Due to the worldwide networking of computers via the Internet and due to the extensive data exchange via e-mail and the like, data protection in the exchange of data and the security of the origin of the data is becoming increasingly important. For example, methods based on the PGP (Pretty Good Privacy) method are known from the prior art. In this widespread encryption method, a public and a secret key are generated with which the messages can be encrypted or messages can be signed. The public key is in this case generally made available to the public in order to generate encrypted messages, which are then sent to the owner of the matching secret key, wherein the owner of the secret key can decrypt the encrypted message with his secret key.

In the signature, the message or part of the message is encrypted by the sender with the secret key. The recipient of the message decrypts the message with the public key and compares it with the additionally transmitted unencrypted message or partial message and can determine if it matches that the signature originated from the owner of the secret key and no one since the encrypted part of the document has changed.

In addition to the asymmetric methods with a public and a secret key, there are also so-called symmetric methods in which only a secret key is used for encryption and decryption. Known symmetrical methods are the Drive according to the Data Encryption Standard (DES method) or the Advanced Encoding Standard (AES method). This method is a block ciphering method in which information blocks are encrypted with keys of a certain length.

However, in both asymmetric and symmetric encryption methods, the problem is that at least one secret key must be stored in order to have it available for encryption and / or decryption. So if the secret key falls into the wrong hands, the encryption system is ineffective. Overall, the system is only as secure as the secret key is protected against unauthorized access.

DISCLOSURE OF THE INVENTION

OBJECT OF THE INVENTION

The present invention thus has the object to provide an encryption method and a method for signing data, which has a higher security compared to the known methods. In addition, the corresponding encryption and / or Signierverfahren should be easy to implement and feasible. In addition, a software program product for implementing the method to data processing systems and appropriately protected memory areas are to be made available.

TECHNICAL SOLUTION

This object is achieved by a method having the features of claim 1, a computer program product having the features of claim 23 and a memory space having the features of claim 24.

In addition, a simplified method for identifying a person with the features of claim 12 is provided.

Advantageous embodiments are the subject of the dependent claims. The invention is based on the recognition that compared to stored keys for encrypting and / or signing data thereby a higher security standard can be achieved when the corresponding secret key does not need to be stored, but can be generated again and again in a reproducible manner.
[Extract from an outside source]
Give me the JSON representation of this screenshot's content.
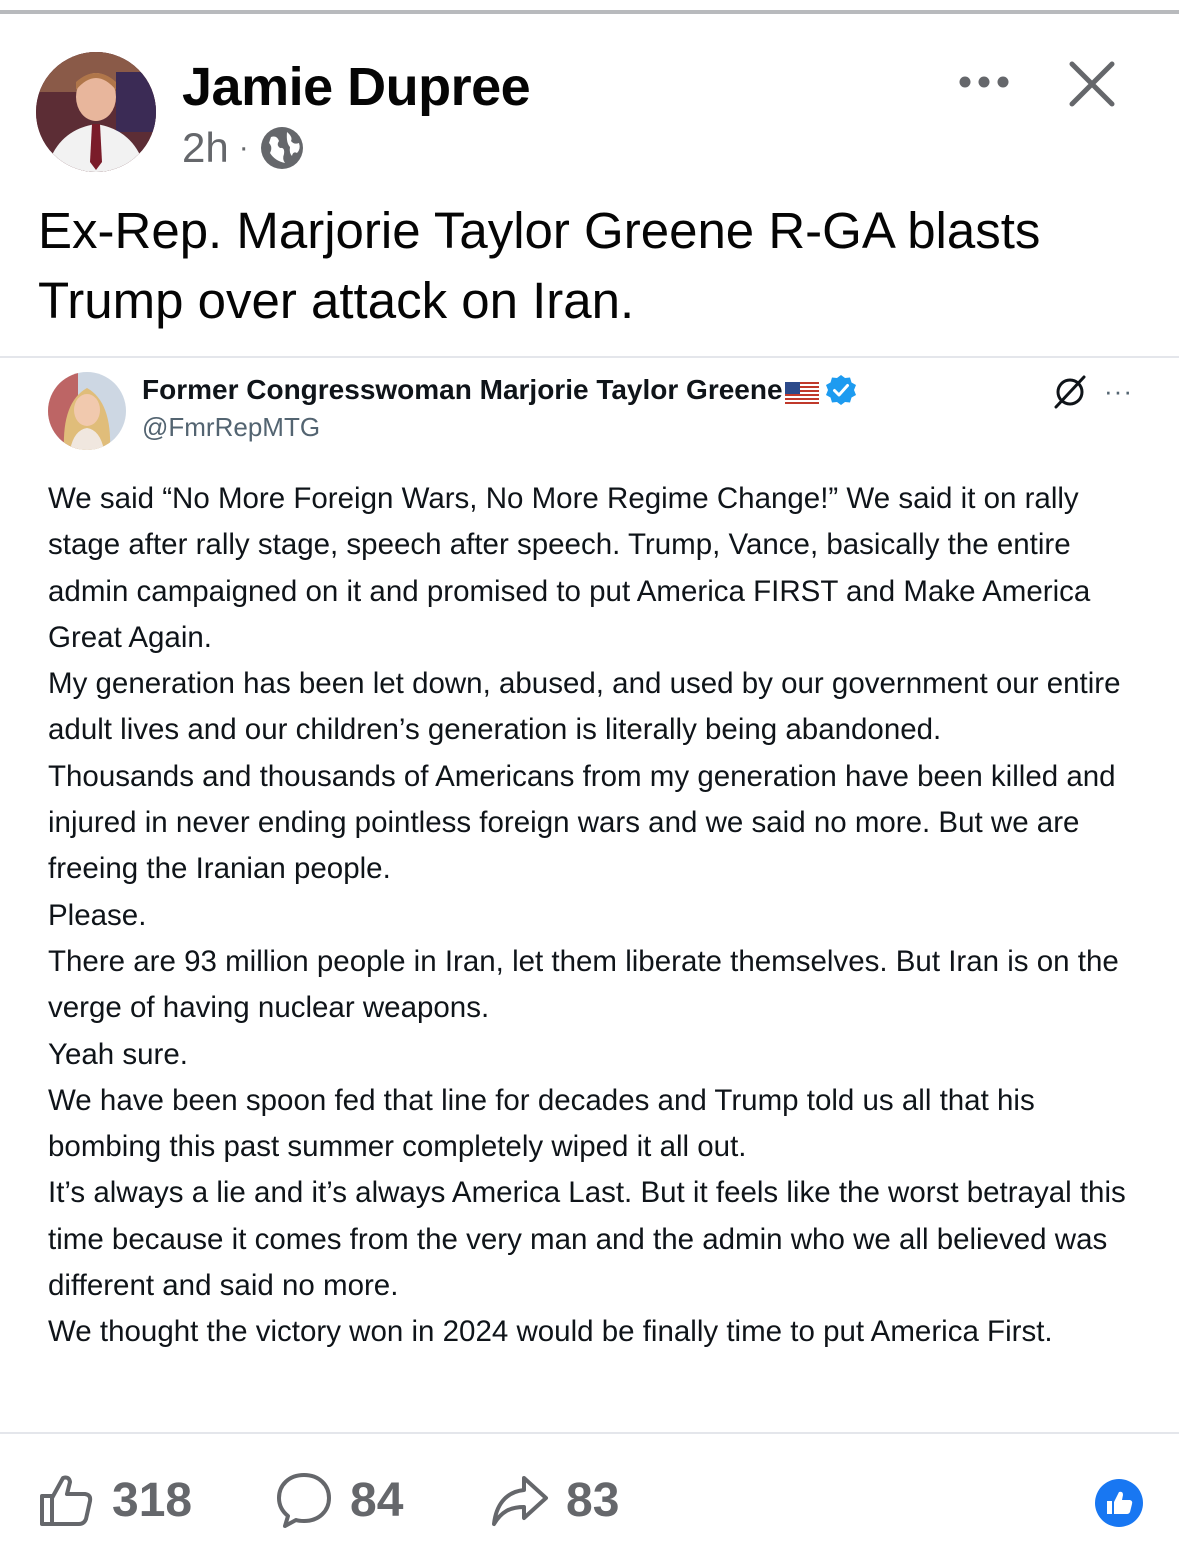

In this case, the inventor has recognized that biometric methods, such as those used to identify persons in access control to security-relevant areas, such as secure houses and the like or in access to data processing systems, can be used correspondingly to at least one of them in a reproducible manner So to generate the secret key. Such biometric methods for identifying persons are described, for example, in WO 98/06020 A1 or US Pat. No. 6,151,593 A with regard to the use of typing behavior as biometric information. In addition to the typing behavior as biometric information, further biometric information can be used, such as the image of the eyes, in particular the iris, image of the face or the image of a fingerprint.

From the biometric information at least one characteristic parameter can be determined, which is used to determine the at least one key. Of course, several characteristic parameters of the biometric information can be used to determine the key. In particular, longer key can be obtained from several characteristic parameters by e.g. Create concatenation of the corresponding values of the characteristic parameters.

The characteristic parameters may include, for example, with respect to images of the eyes, fingerprints, or faces, corresponding data about survey values such as eye distances, distances of the fingerprint lines, or density of the fingerprint lines, or the like. In the case of biometric information in the form of data about the typing behavior of a person on a single key, a sensor field, a keypad, a keyboard of a conventional PC or other keyboard, the characteristic parameters may comprise different values. For example, these may include values regarding the holding time of all or certain keys, the transition period from releasing one key to pressing the next key, the transition period from releasing one key to releasing the next key, the transition period from pressing a key to pressing the next key , the frequency or frequency of errors, the tip rate, ie the number of words typed in a certain time, the velocity of the attack, So be the number of actuated keys in a certain time, etc. In particular, single or multiple repetitions, ie pressing the next key before the previous key is released, the frequency of use of certain function keys, the selection of alternatively available keys, such as the selection of the left or right shift key or the like be used. Above all, statistical values, such as frequency distributions or probability values, can be determined from this. As characteristic parameters also other special temporal or key-related abnormalities can be used.

From these parameters numerical values representing the key can then be determined via mathematical functions. For example, average values may be determined from the characteristic parameters that correspond to at least one mathematical function, e.g. Division by a constant and / or rounding to be subjected. The corresponding numerical values can be used as keys since they are generated reproducibly.

As a mathematical function, for example, a one-way function can be performed, in which it is possible to calculate a result in a calculation direction very quickly, while the reverse direction, so the backward calculation is very time consuming.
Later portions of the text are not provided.